On their debut, the six-song Glitter & Dissonance, Dear Forbidden channels the sounds of mid-to-late ‘90s alternative rock and their songs bear odes and echoes to such bands of that time as Veruca Salt, The Breeders, The Smashing Pumpkins and Bush. But of course these echoes are distant and Dear Forbidden do their best to add their own poppy spin to things as they do on the yin and yang of schizophrenic rock and pop of “Suzy Sighed,” which slips from elegant jangle pop to dark and torrid on a dime and singer Gina Cardillo’s vocals go right along with it.
Dear Forbidden has a knack for blending pop with grunge, something that seems easy to pull off, though bands rarely do it well. “Attention Whore” is the quintessential grunge rock ballad, moving from slow and clean melodies to slow and dirty melodies seamlessly. Above it all Cardillo’s soft but heart striking vocals hit their target. The five-and-a-half minute “Sleeping Alone” is another standout for this reason.

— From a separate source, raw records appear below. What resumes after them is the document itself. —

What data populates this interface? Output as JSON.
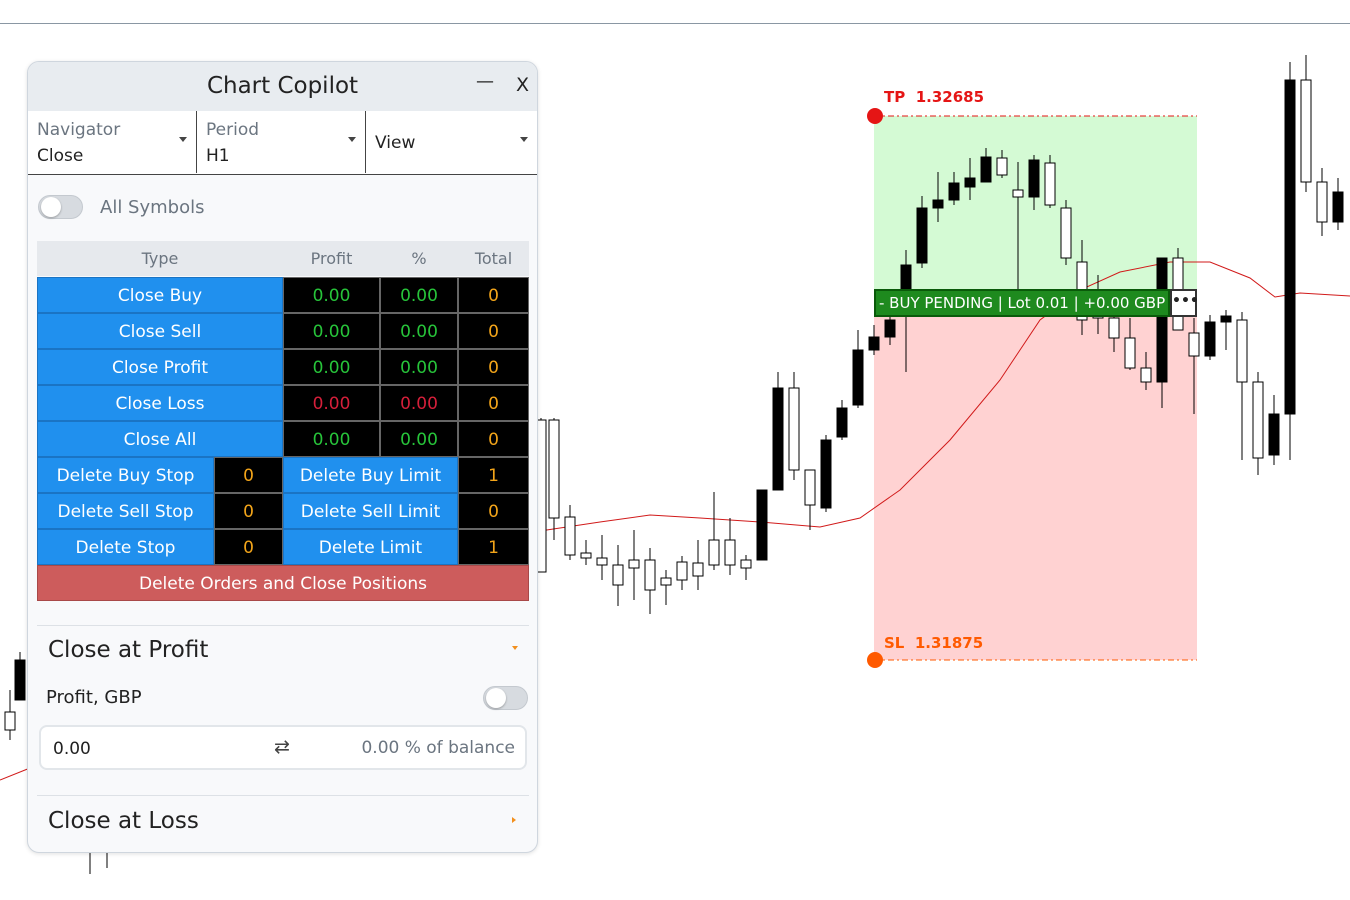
{
  "chart": {
    "tp_label": "TP",
    "tp_price": "1.32685",
    "sl_label": "SL",
    "sl_price": "1.31875",
    "pending_text": "- BUY PENDING | Lot 0.01 | +0.00 GBP",
    "more_label": "•••",
    "colors": {
      "tp": "#e51515",
      "sl": "#ff5a00",
      "tp_zone": "#d4fad4",
      "sl_zone": "#ffd2d2",
      "ma": "#d11a1a",
      "pending": "#1e8a1e"
    }
  },
  "panel": {
    "title": "Chart Copilot",
    "minimize_label": "—",
    "close_label": "X",
    "selectors": [
      {
        "label": "Navigator",
        "value": "Close"
      },
      {
        "label": "Period",
        "value": "H1"
      },
      {
        "label": "View"
      }
    ],
    "all_symbols_label": "All Symbols",
    "all_symbols_on": false,
    "table": {
      "headers": [
        "Type",
        "Profit",
        "%",
        "Total"
      ],
      "rows": [
        {
          "label": "Close Buy",
          "profit": "0.00",
          "percent": "0.00",
          "total": "0"
        },
        {
          "label": "Close Sell",
          "profit": "0.00",
          "percent": "0.00",
          "total": "0"
        },
        {
          "label": "Close Profit",
          "profit": "0.00",
          "percent": "0.00",
          "total": "0"
        },
        {
          "label": "Close Loss",
          "profit": "0.00",
          "percent": "0.00",
          "total": "0"
        },
        {
          "label": "Close All",
          "profit": "0.00",
          "percent": "0.00",
          "total": "0"
        }
      ],
      "delete_rows": [
        {
          "left_label": "Delete Buy Stop",
          "left_count": "0",
          "right_label": "Delete Buy Limit",
          "right_count": "1"
        },
        {
          "left_label": "Delete Sell Stop",
          "left_count": "0",
          "right_label": "Delete Sell Limit",
          "right_count": "0"
        },
        {
          "left_label": "Delete Stop",
          "left_count": "0",
          "right_label": "Delete Limit",
          "right_count": "1"
        }
      ],
      "delete_all_label": "Delete Orders and Close Positions"
    },
    "close_at_profit": {
      "title": "Close at Profit",
      "field_label": "Profit, GBP",
      "enabled": false,
      "value": "0.00",
      "swap_icon": "⇄",
      "percent_text": "0.00 % of balance"
    },
    "close_at_loss": {
      "title": "Close at Loss"
    }
  }
}
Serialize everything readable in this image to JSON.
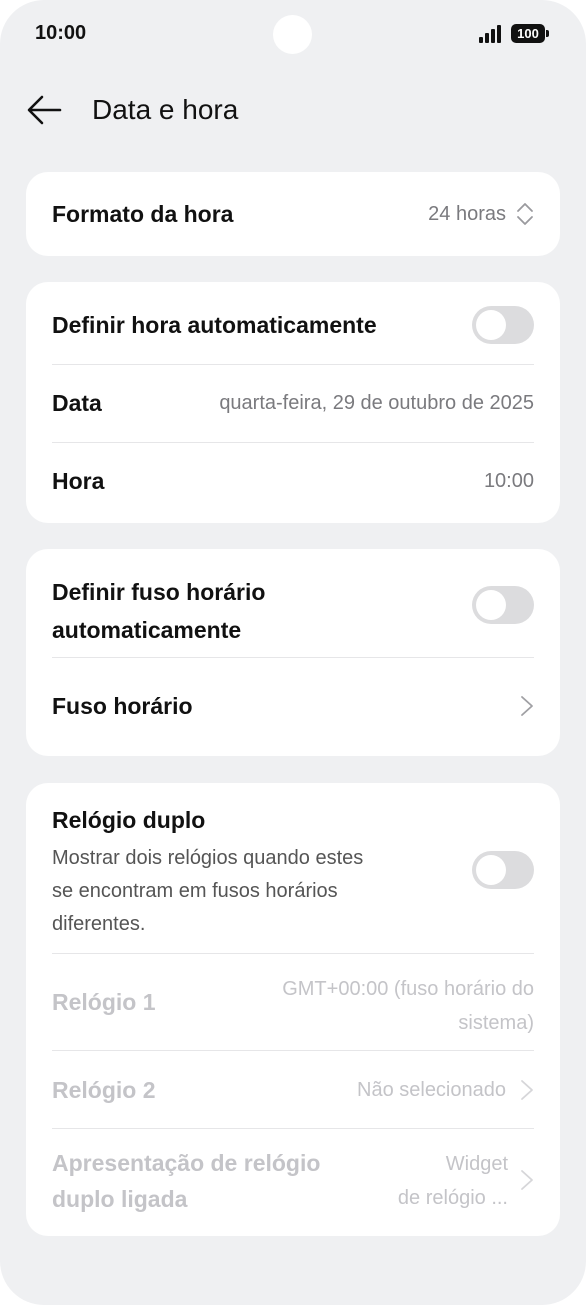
{
  "status_bar": {
    "time": "10:00",
    "battery": "100"
  },
  "header": {
    "title": "Data e hora"
  },
  "time_format": {
    "label": "Formato da hora",
    "value": "24 horas"
  },
  "auto_time": {
    "label": "Definir hora automaticamente",
    "enabled": false
  },
  "date": {
    "label": "Data",
    "value": "quarta-feira, 29 de outubro de 2025"
  },
  "time": {
    "label": "Hora",
    "value": "10:00"
  },
  "auto_timezone": {
    "label_line1": "Definir fuso horário",
    "label_line2": "automaticamente",
    "enabled": false
  },
  "timezone": {
    "label": "Fuso horário"
  },
  "dual_clock": {
    "label": "Relógio duplo",
    "desc_line1": "Mostrar dois relógios quando estes",
    "desc_line2": "se encontram em fusos horários",
    "desc_line3": "diferentes.",
    "enabled": false
  },
  "clock1": {
    "label": "Relógio 1",
    "value_line1": "GMT+00:00 (fuso horário do",
    "value_line2": "sistema)"
  },
  "clock2": {
    "label": "Relógio 2",
    "value": "Não selecionado"
  },
  "dual_display": {
    "label_line1": "Apresentação de relógio",
    "label_line2": "duplo ligada",
    "value_line1": "Widget",
    "value_line2": "de relógio ..."
  }
}
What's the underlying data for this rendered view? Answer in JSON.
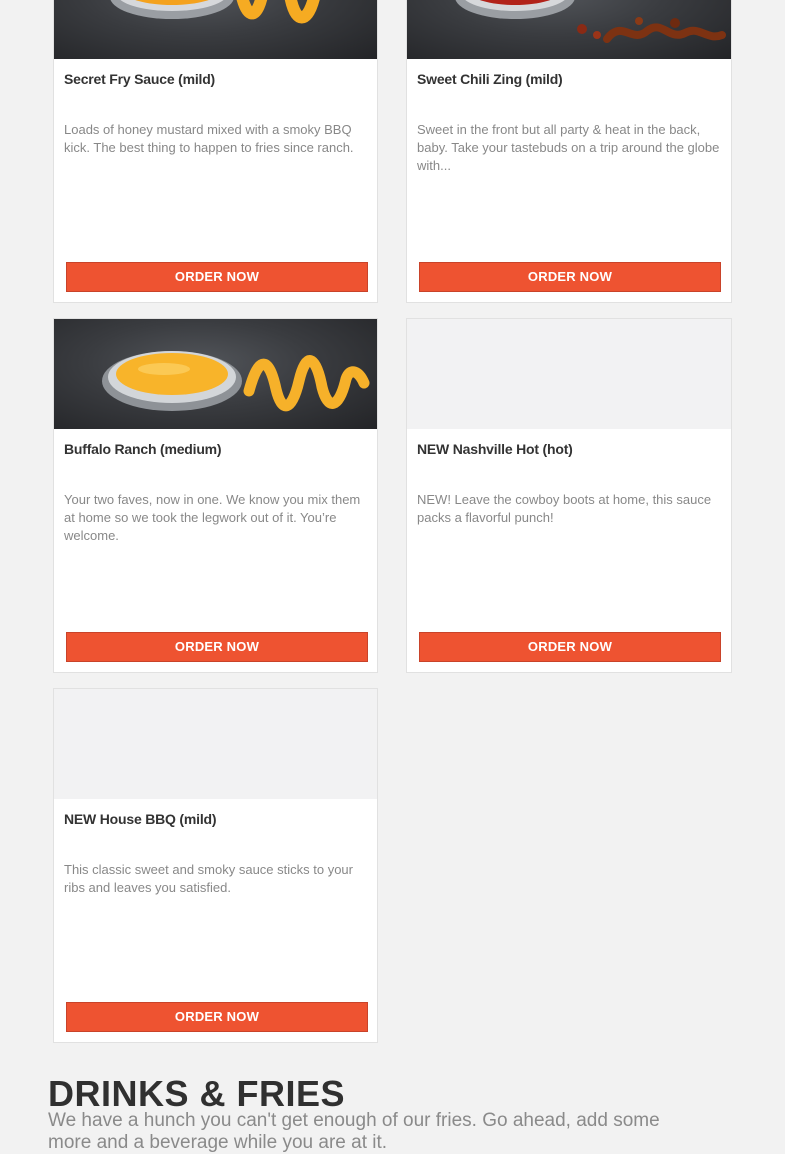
{
  "sauces": [
    {
      "name": "Secret Fry Sauce (mild)",
      "description": "Loads of honey mustard mixed with a smoky BBQ kick. The best thing to happen to fries since ranch.",
      "order_label": "ORDER NOW",
      "image_icon": "sauce-cup-orange-image",
      "sauce_color": "#f4a21e"
    },
    {
      "name": "Sweet Chili Zing (mild)",
      "description": "Sweet in the front but all party & heat in the back, baby. Take your tastebuds on a trip around the globe with...",
      "order_label": "ORDER NOW",
      "image_icon": "sauce-cup-red-image",
      "sauce_color": "#b2231a"
    },
    {
      "name": "Buffalo Ranch (medium)",
      "description": "Your two faves, now in one. We know you mix them at home so we took the legwork out of it. You’re welcome.",
      "order_label": "ORDER NOW",
      "image_icon": "sauce-cup-cheese-image",
      "sauce_color": "#f8b42a"
    },
    {
      "name": "NEW Nashville Hot (hot)",
      "description": "NEW! Leave the cowboy boots at home, this sauce packs a flavorful punch!",
      "order_label": "ORDER NOW",
      "image_icon": "image-placeholder"
    },
    {
      "name": "NEW House BBQ (mild)",
      "description": "This classic sweet and smoky sauce sticks to your ribs and leaves you satisfied.",
      "order_label": "ORDER NOW",
      "image_icon": "image-placeholder"
    }
  ],
  "drinks_section": {
    "heading": "DRINKS & FRIES",
    "subtext": "We have a hunch you can't get enough of our fries. Go ahead, add some more and a beverage while you are at it."
  },
  "colors": {
    "accent": "#ee5331",
    "page_background": "#f2f2f2",
    "card_background": "#ffffff"
  }
}
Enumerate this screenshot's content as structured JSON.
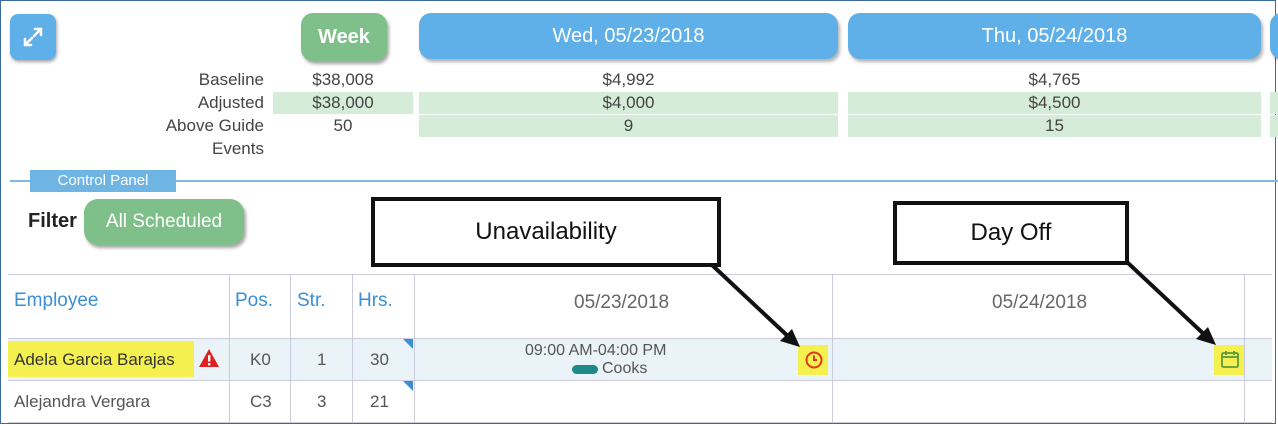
{
  "header": {
    "expand_icon": "expand-icon",
    "week_label": "Week",
    "days": [
      "Wed, 05/23/2018",
      "Thu, 05/24/2018"
    ]
  },
  "metrics": {
    "labels": {
      "baseline": "Baseline",
      "adjusted": "Adjusted",
      "above_guide": "Above Guide",
      "events": "Events"
    },
    "week": {
      "baseline": "$38,008",
      "adjusted": "$38,000",
      "above_guide": "50"
    },
    "day1": {
      "baseline": "$4,992",
      "adjusted": "$4,000",
      "above_guide": "9"
    },
    "day2": {
      "baseline": "$4,765",
      "adjusted": "$4,500",
      "above_guide": "15"
    }
  },
  "control_panel": {
    "tab_label": "Control Panel",
    "filter_label": "Filter",
    "filter_value": "All Scheduled"
  },
  "callouts": {
    "unavailability": "Unavailability",
    "day_off": "Day Off"
  },
  "table": {
    "columns": [
      "Employee",
      "Pos.",
      "Str.",
      "Hrs."
    ],
    "dates": [
      "05/23/2018",
      "05/24/2018"
    ],
    "rows": [
      {
        "employee": "Adela Garcia Barajas",
        "pos": "K0",
        "str": "1",
        "hrs": "30",
        "shift_time": "09:00 AM-04:00 PM",
        "shift_role": "Cooks"
      },
      {
        "employee": "Alejandra Vergara",
        "pos": "C3",
        "str": "3",
        "hrs": "21"
      }
    ]
  },
  "colors": {
    "accent_blue": "#5fb0e8",
    "accent_green": "#7fbf8a",
    "highlight": "#f4f050",
    "warning": "#e02020",
    "shift_pill": "#1e8a8a"
  }
}
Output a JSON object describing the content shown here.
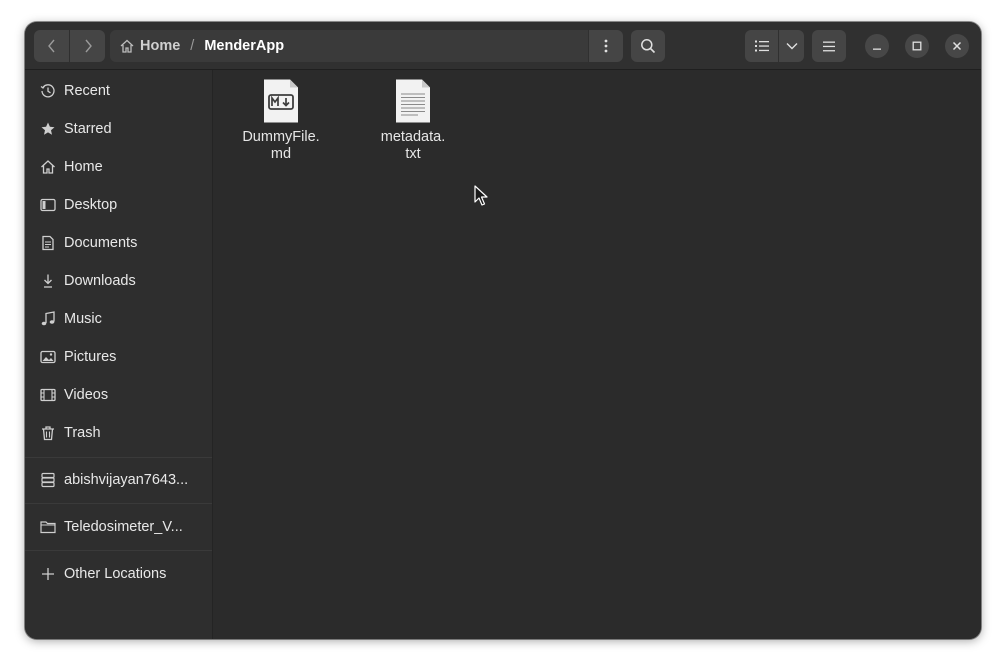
{
  "headerbar": {
    "breadcrumb": {
      "home_label": "Home",
      "separator": "/",
      "current": "MenderApp"
    },
    "icons": {
      "back": "chevron-left-icon",
      "forward": "chevron-right-icon",
      "path_menu": "vertical-dots-icon",
      "search": "search-icon",
      "view_list": "list-view-icon",
      "view_options": "chevron-down-icon",
      "main_menu": "hamburger-menu-icon",
      "minimize": "minimize-icon",
      "maximize": "maximize-icon",
      "close": "close-icon"
    }
  },
  "sidebar": {
    "items": [
      {
        "label": "Recent",
        "icon": "clock-icon"
      },
      {
        "label": "Starred",
        "icon": "star-icon"
      },
      {
        "label": "Home",
        "icon": "home-icon"
      },
      {
        "label": "Desktop",
        "icon": "desktop-icon"
      },
      {
        "label": "Documents",
        "icon": "document-icon"
      },
      {
        "label": "Downloads",
        "icon": "download-icon"
      },
      {
        "label": "Music",
        "icon": "music-icon"
      },
      {
        "label": "Pictures",
        "icon": "picture-icon"
      },
      {
        "label": "Videos",
        "icon": "video-icon"
      },
      {
        "label": "Trash",
        "icon": "trash-icon"
      }
    ],
    "devices": [
      {
        "label": "abishvijayan7643...",
        "icon": "drive-icon"
      }
    ],
    "bookmarks": [
      {
        "label": "Teledosimeter_V...",
        "icon": "folder-icon"
      }
    ],
    "other": {
      "label": "Other Locations",
      "icon": "plus-icon"
    }
  },
  "content": {
    "files": [
      {
        "name_line1": "DummyFile.",
        "name_line2": "md",
        "icon": "markdown-file-icon"
      },
      {
        "name_line1": "metadata.",
        "name_line2": "txt",
        "icon": "text-file-icon"
      }
    ]
  },
  "colors": {
    "window_bg": "#2b2b2b",
    "sidebar_bg": "#2e2e2e",
    "headerbar_bg": "#303030",
    "button_bg": "#454545",
    "text": "#e8e8e8"
  }
}
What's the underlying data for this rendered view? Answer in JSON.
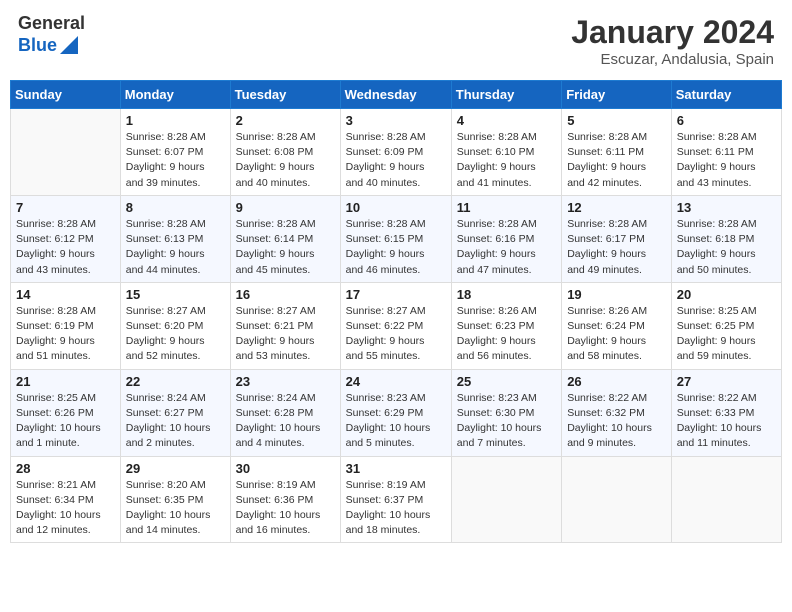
{
  "header": {
    "logo_general": "General",
    "logo_blue": "Blue",
    "month": "January 2024",
    "location": "Escuzar, Andalusia, Spain"
  },
  "weekdays": [
    "Sunday",
    "Monday",
    "Tuesday",
    "Wednesday",
    "Thursday",
    "Friday",
    "Saturday"
  ],
  "weeks": [
    [
      {
        "day": "",
        "info": ""
      },
      {
        "day": "1",
        "info": "Sunrise: 8:28 AM\nSunset: 6:07 PM\nDaylight: 9 hours\nand 39 minutes."
      },
      {
        "day": "2",
        "info": "Sunrise: 8:28 AM\nSunset: 6:08 PM\nDaylight: 9 hours\nand 40 minutes."
      },
      {
        "day": "3",
        "info": "Sunrise: 8:28 AM\nSunset: 6:09 PM\nDaylight: 9 hours\nand 40 minutes."
      },
      {
        "day": "4",
        "info": "Sunrise: 8:28 AM\nSunset: 6:10 PM\nDaylight: 9 hours\nand 41 minutes."
      },
      {
        "day": "5",
        "info": "Sunrise: 8:28 AM\nSunset: 6:11 PM\nDaylight: 9 hours\nand 42 minutes."
      },
      {
        "day": "6",
        "info": "Sunrise: 8:28 AM\nSunset: 6:11 PM\nDaylight: 9 hours\nand 43 minutes."
      }
    ],
    [
      {
        "day": "7",
        "info": "Sunrise: 8:28 AM\nSunset: 6:12 PM\nDaylight: 9 hours\nand 43 minutes."
      },
      {
        "day": "8",
        "info": "Sunrise: 8:28 AM\nSunset: 6:13 PM\nDaylight: 9 hours\nand 44 minutes."
      },
      {
        "day": "9",
        "info": "Sunrise: 8:28 AM\nSunset: 6:14 PM\nDaylight: 9 hours\nand 45 minutes."
      },
      {
        "day": "10",
        "info": "Sunrise: 8:28 AM\nSunset: 6:15 PM\nDaylight: 9 hours\nand 46 minutes."
      },
      {
        "day": "11",
        "info": "Sunrise: 8:28 AM\nSunset: 6:16 PM\nDaylight: 9 hours\nand 47 minutes."
      },
      {
        "day": "12",
        "info": "Sunrise: 8:28 AM\nSunset: 6:17 PM\nDaylight: 9 hours\nand 49 minutes."
      },
      {
        "day": "13",
        "info": "Sunrise: 8:28 AM\nSunset: 6:18 PM\nDaylight: 9 hours\nand 50 minutes."
      }
    ],
    [
      {
        "day": "14",
        "info": "Sunrise: 8:28 AM\nSunset: 6:19 PM\nDaylight: 9 hours\nand 51 minutes."
      },
      {
        "day": "15",
        "info": "Sunrise: 8:27 AM\nSunset: 6:20 PM\nDaylight: 9 hours\nand 52 minutes."
      },
      {
        "day": "16",
        "info": "Sunrise: 8:27 AM\nSunset: 6:21 PM\nDaylight: 9 hours\nand 53 minutes."
      },
      {
        "day": "17",
        "info": "Sunrise: 8:27 AM\nSunset: 6:22 PM\nDaylight: 9 hours\nand 55 minutes."
      },
      {
        "day": "18",
        "info": "Sunrise: 8:26 AM\nSunset: 6:23 PM\nDaylight: 9 hours\nand 56 minutes."
      },
      {
        "day": "19",
        "info": "Sunrise: 8:26 AM\nSunset: 6:24 PM\nDaylight: 9 hours\nand 58 minutes."
      },
      {
        "day": "20",
        "info": "Sunrise: 8:25 AM\nSunset: 6:25 PM\nDaylight: 9 hours\nand 59 minutes."
      }
    ],
    [
      {
        "day": "21",
        "info": "Sunrise: 8:25 AM\nSunset: 6:26 PM\nDaylight: 10 hours\nand 1 minute."
      },
      {
        "day": "22",
        "info": "Sunrise: 8:24 AM\nSunset: 6:27 PM\nDaylight: 10 hours\nand 2 minutes."
      },
      {
        "day": "23",
        "info": "Sunrise: 8:24 AM\nSunset: 6:28 PM\nDaylight: 10 hours\nand 4 minutes."
      },
      {
        "day": "24",
        "info": "Sunrise: 8:23 AM\nSunset: 6:29 PM\nDaylight: 10 hours\nand 5 minutes."
      },
      {
        "day": "25",
        "info": "Sunrise: 8:23 AM\nSunset: 6:30 PM\nDaylight: 10 hours\nand 7 minutes."
      },
      {
        "day": "26",
        "info": "Sunrise: 8:22 AM\nSunset: 6:32 PM\nDaylight: 10 hours\nand 9 minutes."
      },
      {
        "day": "27",
        "info": "Sunrise: 8:22 AM\nSunset: 6:33 PM\nDaylight: 10 hours\nand 11 minutes."
      }
    ],
    [
      {
        "day": "28",
        "info": "Sunrise: 8:21 AM\nSunset: 6:34 PM\nDaylight: 10 hours\nand 12 minutes."
      },
      {
        "day": "29",
        "info": "Sunrise: 8:20 AM\nSunset: 6:35 PM\nDaylight: 10 hours\nand 14 minutes."
      },
      {
        "day": "30",
        "info": "Sunrise: 8:19 AM\nSunset: 6:36 PM\nDaylight: 10 hours\nand 16 minutes."
      },
      {
        "day": "31",
        "info": "Sunrise: 8:19 AM\nSunset: 6:37 PM\nDaylight: 10 hours\nand 18 minutes."
      },
      {
        "day": "",
        "info": ""
      },
      {
        "day": "",
        "info": ""
      },
      {
        "day": "",
        "info": ""
      }
    ]
  ]
}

Its catchy slow grooves slip effortlessly into dirty peals of grunge, as Cardillo weaves in her heartfelt metaphors with the aplomb of someone tossing a cigarette butt into the street. The closing track “Neon Light” is a slow and jazzy bit built around a solid bass groove, but it keeps the keeps the fuzz nicely locked away in the background, so that it is heard but never overpowers “Neon Light.”
Dear Forbidden could have easily turned Glitter & Dissonance into a full-on grunge pop with faster tempos and endless waves of feedback. But I’m glad they didn’t. Their restraint has led to a handful of well-crafted and finely nuanced alt rock. Glitter & Dissonance is definitely worth checking out.